Friday, December 9, 2011

Day 9: Cranberry Pecan Rugalach

Day 9:  Cranberry Pecan Rugalach

Hope you try this version of this European Jewish Pastry, Rugalach.  I've always planned to try it.  I think this recipe ensured that it will be part of my Christmas baking this year.  Looks so yummy.  Enjoy!

1 cup butter, softened 
1 (8-ounce) package cream cheese, softened 
1/2 cup granulated sugar 
2 3/4 cups all-purpose flour 
1/2 teaspoon salt 
Cranberry-Pecan Filling (See Separate Recipe Below)
1 large egg, lightly beaten 
1/2 cup sparkling sugar

Preheat oven to 350° F. Beat butter and cream cheese at medium speed with an electric mixer until creamy; gradually add granulated sugar, beating until fluffy. Stir in flour and salt. Divide dough into 8 equal portions; flatten each portion into a disk; wrap each disk separately in plastic wrap. Chill 8 hours.  Roll 1 portion of dough at a time into an 8-inch circle on a lightly floured surface. Spread with 3 tablespoons Cranberry-Pecan Filling, leaving a 1/2-inch border around edge. Cut circle into 8 wedges; roll up wedges, starting at wide end, to form a crescent shape. Place, point side down, on a lightly greased baking sheet. Brush gently with egg; sprinkle evenly with sparkling sugar. Repeat procedure with remaining dough and filling.  Bake at 350° on a lightly greased baking sheet for 20 minutes or until golden brown. Remove to wire racks to cool completely.
Note: Sparkling sugar is available at stores that sell cake-decorating supplies.
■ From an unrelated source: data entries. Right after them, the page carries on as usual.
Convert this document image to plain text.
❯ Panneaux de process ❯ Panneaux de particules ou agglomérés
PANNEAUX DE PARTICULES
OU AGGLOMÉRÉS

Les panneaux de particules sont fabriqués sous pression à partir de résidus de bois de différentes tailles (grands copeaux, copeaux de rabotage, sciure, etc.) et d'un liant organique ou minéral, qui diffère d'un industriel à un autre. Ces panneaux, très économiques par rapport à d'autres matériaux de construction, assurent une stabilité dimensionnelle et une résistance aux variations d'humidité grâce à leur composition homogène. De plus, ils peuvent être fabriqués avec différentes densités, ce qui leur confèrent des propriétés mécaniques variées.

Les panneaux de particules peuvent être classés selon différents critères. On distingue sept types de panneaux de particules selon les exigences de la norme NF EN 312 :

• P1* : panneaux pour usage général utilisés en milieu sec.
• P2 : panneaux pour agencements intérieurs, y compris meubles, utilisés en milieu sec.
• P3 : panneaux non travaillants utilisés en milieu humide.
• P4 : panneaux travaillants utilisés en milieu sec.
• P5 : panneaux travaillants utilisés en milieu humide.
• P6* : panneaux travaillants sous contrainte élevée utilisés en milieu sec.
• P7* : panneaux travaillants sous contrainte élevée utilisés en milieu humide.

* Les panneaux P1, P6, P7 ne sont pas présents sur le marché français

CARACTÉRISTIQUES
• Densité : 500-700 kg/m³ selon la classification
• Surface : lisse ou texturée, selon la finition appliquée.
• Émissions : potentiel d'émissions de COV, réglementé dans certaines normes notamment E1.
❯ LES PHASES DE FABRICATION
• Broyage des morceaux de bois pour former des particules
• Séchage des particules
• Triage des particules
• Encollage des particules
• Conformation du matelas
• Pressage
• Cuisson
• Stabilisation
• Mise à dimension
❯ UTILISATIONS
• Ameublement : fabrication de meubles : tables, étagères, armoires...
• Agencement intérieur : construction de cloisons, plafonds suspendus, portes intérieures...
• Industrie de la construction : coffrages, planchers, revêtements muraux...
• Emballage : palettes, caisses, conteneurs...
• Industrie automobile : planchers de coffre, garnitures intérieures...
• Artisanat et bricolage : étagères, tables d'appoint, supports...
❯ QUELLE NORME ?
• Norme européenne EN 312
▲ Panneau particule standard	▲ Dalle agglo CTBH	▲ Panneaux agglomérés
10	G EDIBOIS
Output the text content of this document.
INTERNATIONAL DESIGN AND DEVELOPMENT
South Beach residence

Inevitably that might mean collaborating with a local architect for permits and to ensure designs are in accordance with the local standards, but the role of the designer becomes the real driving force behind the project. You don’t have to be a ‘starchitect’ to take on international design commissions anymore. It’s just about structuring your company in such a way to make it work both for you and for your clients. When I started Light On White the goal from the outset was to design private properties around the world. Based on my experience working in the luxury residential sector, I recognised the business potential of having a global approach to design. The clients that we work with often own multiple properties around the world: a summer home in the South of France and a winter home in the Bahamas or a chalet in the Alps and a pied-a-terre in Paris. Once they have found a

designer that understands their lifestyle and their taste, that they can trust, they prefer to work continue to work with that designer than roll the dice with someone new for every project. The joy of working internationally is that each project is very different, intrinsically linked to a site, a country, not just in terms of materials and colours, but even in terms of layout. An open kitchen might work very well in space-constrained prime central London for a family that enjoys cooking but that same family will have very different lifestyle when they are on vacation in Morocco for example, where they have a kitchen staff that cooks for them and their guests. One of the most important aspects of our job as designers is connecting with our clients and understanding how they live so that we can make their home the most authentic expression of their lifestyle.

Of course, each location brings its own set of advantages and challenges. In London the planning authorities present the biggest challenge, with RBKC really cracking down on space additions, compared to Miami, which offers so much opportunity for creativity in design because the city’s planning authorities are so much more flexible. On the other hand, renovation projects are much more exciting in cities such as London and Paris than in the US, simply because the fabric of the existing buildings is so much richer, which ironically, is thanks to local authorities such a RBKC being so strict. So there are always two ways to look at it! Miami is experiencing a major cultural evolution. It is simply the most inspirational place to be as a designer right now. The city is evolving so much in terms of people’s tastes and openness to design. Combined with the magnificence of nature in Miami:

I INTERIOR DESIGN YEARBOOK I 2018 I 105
Cranberry Pecan Filling Recipe
3/4 cup sugar 
2/3 cup chopped pecans, toasted 
2/3 cup finely chopped sweetened dried cranberries* 
1/2 cup butter, melted 
1 1/2 teaspoons ground cinnamon 
3/4 teaspoon ground allspice

Preparation for Cranberry Pecan Filling
Stir together all ingredients until blended.
*2/3 cup finely chopped dried cherries or apricots can be substituted for cranberries.